Materia Madre è stato un racconto di resilienza e trasformazione. Il tema della madre, evocato nel titolo, si è manifestato nella scelta dei materiali – vivi, segnati dal tempo – e anche nella capacità delle opere di accogliere e trasformare lo sguardo dello spettatore. Simona Bonini ha dimostrato come l’arte possa essere un mezzo potente per interrogarsi sul passato, dialogare con il presente e immaginare il futuro.
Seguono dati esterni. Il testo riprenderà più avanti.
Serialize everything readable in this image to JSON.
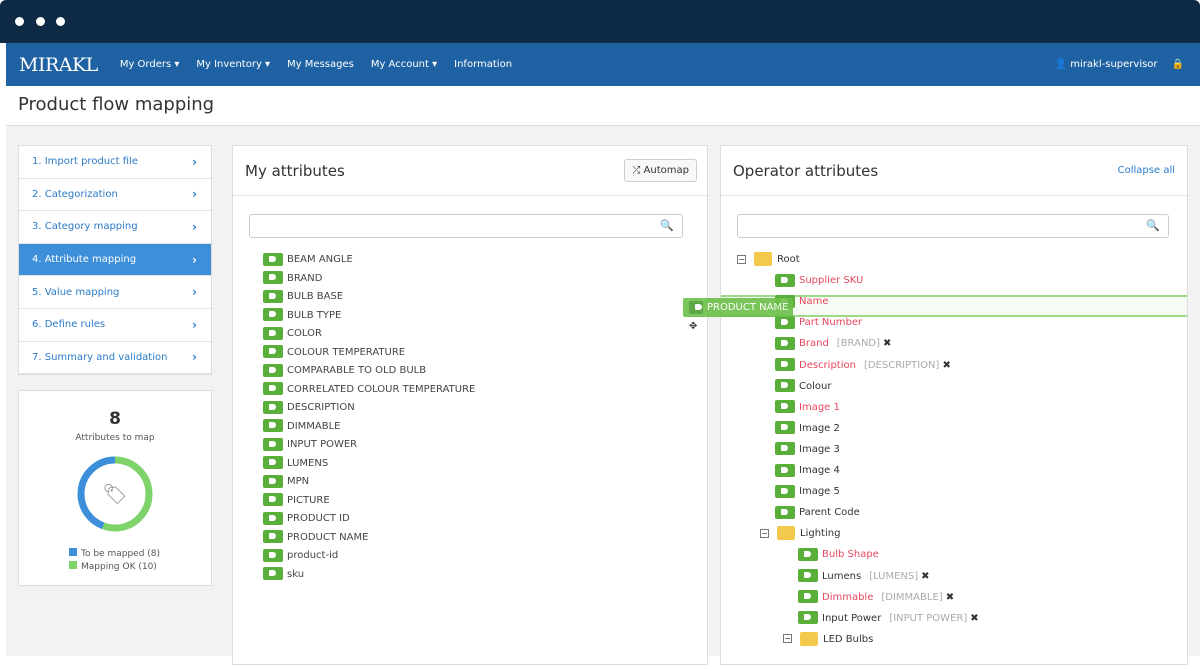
{
  "nav": {
    "logo": "MIRAKL",
    "items": [
      "My Orders ▾",
      "My Inventory ▾",
      "My Messages",
      "My Account ▾",
      "Information"
    ],
    "user": "👤 mirakl-supervisor",
    "lock": "🔒"
  },
  "page_title": "Product flow mapping",
  "steps": [
    {
      "label": "1. Import product file",
      "active": false
    },
    {
      "label": "2. Categorization",
      "active": false
    },
    {
      "label": "3. Category mapping",
      "active": false
    },
    {
      "label": "4. Attribute mapping",
      "active": true
    },
    {
      "label": "5. Value mapping",
      "active": false
    },
    {
      "label": "6. Define rules",
      "active": false
    },
    {
      "label": "7. Summary and validation",
      "active": false
    }
  ],
  "stats": {
    "count": "8",
    "label": "Attributes to map",
    "legend": [
      "To be mapped (8)",
      "Mapping OK (10)"
    ],
    "to_be_mapped": 8,
    "mapping_ok": 10,
    "colors": [
      "#3d8fd9",
      "#7ed36b"
    ]
  },
  "my_attributes": {
    "title": "My attributes",
    "automap": "⤮ Automap",
    "search_icon": "🔍",
    "items": [
      "BEAM ANGLE",
      "BRAND",
      "BULB BASE",
      "BULB TYPE",
      "COLOR",
      "COLOUR TEMPERATURE",
      "COMPARABLE TO OLD BULB",
      "CORRELATED COLOUR TEMPERATURE",
      "DESCRIPTION",
      "DIMMABLE",
      "INPUT POWER",
      "LUMENS",
      "MPN",
      "PICTURE",
      "PRODUCT ID",
      "PRODUCT NAME",
      "product-id",
      "sku"
    ]
  },
  "operator": {
    "title": "Operator attributes",
    "collapse": "Collapse all",
    "search_icon": "🔍",
    "nodes": [
      {
        "type": "folder",
        "label": "Root",
        "level": 0
      },
      {
        "type": "attr",
        "label": "Supplier SKU",
        "required": true,
        "level": 1
      },
      {
        "type": "attr",
        "label": "Name",
        "required": true,
        "level": 1
      },
      {
        "type": "attr",
        "label": "Part Number",
        "required": true,
        "level": 1
      },
      {
        "type": "attr",
        "label": "Brand",
        "required": true,
        "mapped": "[BRAND]",
        "level": 1
      },
      {
        "type": "attr",
        "label": "Description",
        "required": true,
        "mapped": "[DESCRIPTION]",
        "level": 1
      },
      {
        "type": "attr",
        "label": "Colour",
        "required": false,
        "level": 1
      },
      {
        "type": "attr",
        "label": "Image 1",
        "required": true,
        "level": 1
      },
      {
        "type": "attr",
        "label": "Image 2",
        "required": false,
        "level": 1
      },
      {
        "type": "attr",
        "label": "Image 3",
        "required": false,
        "level": 1
      },
      {
        "type": "attr",
        "label": "Image 4",
        "required": false,
        "level": 1
      },
      {
        "type": "attr",
        "label": "Image 5",
        "required": false,
        "level": 1
      },
      {
        "type": "attr",
        "label": "Parent Code",
        "required": false,
        "level": 1
      },
      {
        "type": "folder",
        "label": "Lighting",
        "level": 1
      },
      {
        "type": "attr",
        "label": "Bulb Shape",
        "required": true,
        "level": 2
      },
      {
        "type": "attr",
        "label": "Lumens",
        "required": false,
        "mapped": "[LUMENS]",
        "level": 2
      },
      {
        "type": "attr",
        "label": "Dimmable",
        "required": true,
        "mapped": "[DIMMABLE]",
        "level": 2
      },
      {
        "type": "attr",
        "label": "Input Power",
        "required": false,
        "mapped": "[INPUT POWER]",
        "level": 2
      },
      {
        "type": "folder",
        "label": "LED Bulbs",
        "level": 2
      }
    ]
  },
  "drag_item": "PRODUCT NAME",
  "remove_icon": "✖"
}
La mostra si è inserita perfettamente nel tema di ART CITY Bologna 2025, Le Porte della città, andando oltre la semplice celebrazione del contesto urbano e proponendo una riflessione universale sul significato della soglia, intesa non solo come confine ma come possibilità. Oggi, a mostra conclusa, Materia Madre continua a risuonare come esempio di come l’arte contemporanea possa dialogare con la storia, trasformando simboli architettonici in metafore vive. Simona Bonini, con la sua duplice sensibilità di artista e architetto, ha saputo intrecciare materia, memoria e immaginazione, lasciando un segno indelebile nel panorama culturale di Bologna.